Precise Interrupts in Processors with Out-of-Order Execution

Holger Leister
Graduiertenkolleg Informatik
Seminar des Graduiertenkollegs
AG 1, AG 2  
AG Audience
English

Date, Time and Location

Monday, 8 March 99
16:00
-- Not specified --
45
015
Saarbrücken

Abstract

Current microprocessors achieve high performance by exploiting instruction

level parallelism. Several instructions can be executed in the functional
units in a single machine cycle. Since the functional units have different
latencies, instructions can complete out-of-order, and therefore it is no
longer guaranteed that the status of the processor is updated in sequential
program order.
Up-to-date microprocessors provide fast I/O, virtual memory and support the
full IEEE-754 floating point standard. All that calls for a powerful mechanism
for the support of precise nested interrupts. The design of such a mechanism
is one of the main design challenges in a processor.
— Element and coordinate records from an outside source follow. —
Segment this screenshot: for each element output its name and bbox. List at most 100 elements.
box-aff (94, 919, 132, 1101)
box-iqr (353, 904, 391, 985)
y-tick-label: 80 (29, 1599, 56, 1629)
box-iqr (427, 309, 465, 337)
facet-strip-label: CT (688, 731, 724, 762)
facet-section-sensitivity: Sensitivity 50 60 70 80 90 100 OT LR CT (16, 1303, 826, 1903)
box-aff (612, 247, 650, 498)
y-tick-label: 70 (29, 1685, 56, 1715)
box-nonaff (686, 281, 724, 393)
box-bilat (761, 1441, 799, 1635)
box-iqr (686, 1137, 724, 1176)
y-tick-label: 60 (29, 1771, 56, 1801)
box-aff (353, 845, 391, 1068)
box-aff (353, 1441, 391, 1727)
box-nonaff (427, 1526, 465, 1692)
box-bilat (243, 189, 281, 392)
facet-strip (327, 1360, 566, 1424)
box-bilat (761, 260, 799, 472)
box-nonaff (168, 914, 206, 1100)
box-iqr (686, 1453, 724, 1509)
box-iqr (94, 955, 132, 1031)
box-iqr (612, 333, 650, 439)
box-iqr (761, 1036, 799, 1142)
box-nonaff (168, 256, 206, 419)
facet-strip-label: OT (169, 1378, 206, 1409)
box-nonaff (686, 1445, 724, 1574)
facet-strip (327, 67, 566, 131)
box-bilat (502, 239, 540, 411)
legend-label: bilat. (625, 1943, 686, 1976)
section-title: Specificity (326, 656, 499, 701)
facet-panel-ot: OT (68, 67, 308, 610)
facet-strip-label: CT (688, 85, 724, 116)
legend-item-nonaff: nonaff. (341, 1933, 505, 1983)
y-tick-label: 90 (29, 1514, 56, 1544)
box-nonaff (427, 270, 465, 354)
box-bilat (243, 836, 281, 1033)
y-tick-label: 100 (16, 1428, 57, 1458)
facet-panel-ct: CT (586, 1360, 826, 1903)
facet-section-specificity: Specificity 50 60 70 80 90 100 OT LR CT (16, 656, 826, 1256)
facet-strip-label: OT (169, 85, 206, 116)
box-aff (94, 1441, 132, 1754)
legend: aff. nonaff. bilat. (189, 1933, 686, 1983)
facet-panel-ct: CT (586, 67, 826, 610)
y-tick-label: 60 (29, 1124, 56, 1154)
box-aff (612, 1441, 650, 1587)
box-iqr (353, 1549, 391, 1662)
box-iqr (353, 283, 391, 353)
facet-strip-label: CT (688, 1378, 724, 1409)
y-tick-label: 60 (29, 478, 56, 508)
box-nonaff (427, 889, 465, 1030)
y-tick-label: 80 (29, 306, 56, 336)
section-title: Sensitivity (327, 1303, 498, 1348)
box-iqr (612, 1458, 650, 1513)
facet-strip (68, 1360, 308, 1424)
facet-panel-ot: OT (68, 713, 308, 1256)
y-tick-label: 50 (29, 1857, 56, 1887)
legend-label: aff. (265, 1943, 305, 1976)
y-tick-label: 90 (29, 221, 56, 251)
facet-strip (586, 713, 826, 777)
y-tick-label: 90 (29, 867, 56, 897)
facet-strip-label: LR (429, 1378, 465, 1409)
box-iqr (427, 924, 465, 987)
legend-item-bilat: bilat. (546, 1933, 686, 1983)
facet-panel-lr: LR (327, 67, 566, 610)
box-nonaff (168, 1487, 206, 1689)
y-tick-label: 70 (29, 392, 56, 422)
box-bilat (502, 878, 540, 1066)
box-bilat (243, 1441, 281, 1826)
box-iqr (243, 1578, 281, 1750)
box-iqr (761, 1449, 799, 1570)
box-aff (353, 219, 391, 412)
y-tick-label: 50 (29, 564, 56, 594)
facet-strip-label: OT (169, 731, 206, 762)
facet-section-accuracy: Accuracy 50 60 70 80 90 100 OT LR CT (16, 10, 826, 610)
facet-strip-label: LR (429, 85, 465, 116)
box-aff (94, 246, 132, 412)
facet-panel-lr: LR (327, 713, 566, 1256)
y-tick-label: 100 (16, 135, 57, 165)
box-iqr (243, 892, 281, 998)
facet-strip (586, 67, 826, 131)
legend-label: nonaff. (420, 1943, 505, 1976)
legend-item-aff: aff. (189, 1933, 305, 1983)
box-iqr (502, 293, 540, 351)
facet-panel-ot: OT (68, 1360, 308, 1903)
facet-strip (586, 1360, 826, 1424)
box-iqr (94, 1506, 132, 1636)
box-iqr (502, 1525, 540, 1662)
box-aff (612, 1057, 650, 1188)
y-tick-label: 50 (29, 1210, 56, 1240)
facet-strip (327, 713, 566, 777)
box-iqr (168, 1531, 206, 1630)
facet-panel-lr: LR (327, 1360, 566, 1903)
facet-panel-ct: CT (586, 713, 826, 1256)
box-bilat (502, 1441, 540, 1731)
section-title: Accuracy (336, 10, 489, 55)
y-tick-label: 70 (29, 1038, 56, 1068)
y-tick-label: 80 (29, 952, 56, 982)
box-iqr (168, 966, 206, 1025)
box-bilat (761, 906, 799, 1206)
It becomes even more
complex in processors with out-of-order execution. In order to make the
interrupts precise, the processor must be recovered from the out-of-order
state to the in-order state. In commercial microprocessors, the problem of
combining precise interrupts and out-of-order execution has been solved
in 1995 for the first time.
In the classic work of Smith and Pleszkun, several interrupt mechanisms for
the solution of this problem are proposed: the reorder buffer, the
future file, and the history buffer.
We have integrated these mechanisms in a RISC processor with out-of-order
execution and have proven their correctness.
The three design variants have been compared based on the hardware cost,
the cycle time, and the average number of cycles per instruction (CPI).
In this talk, we present the result of our analysis.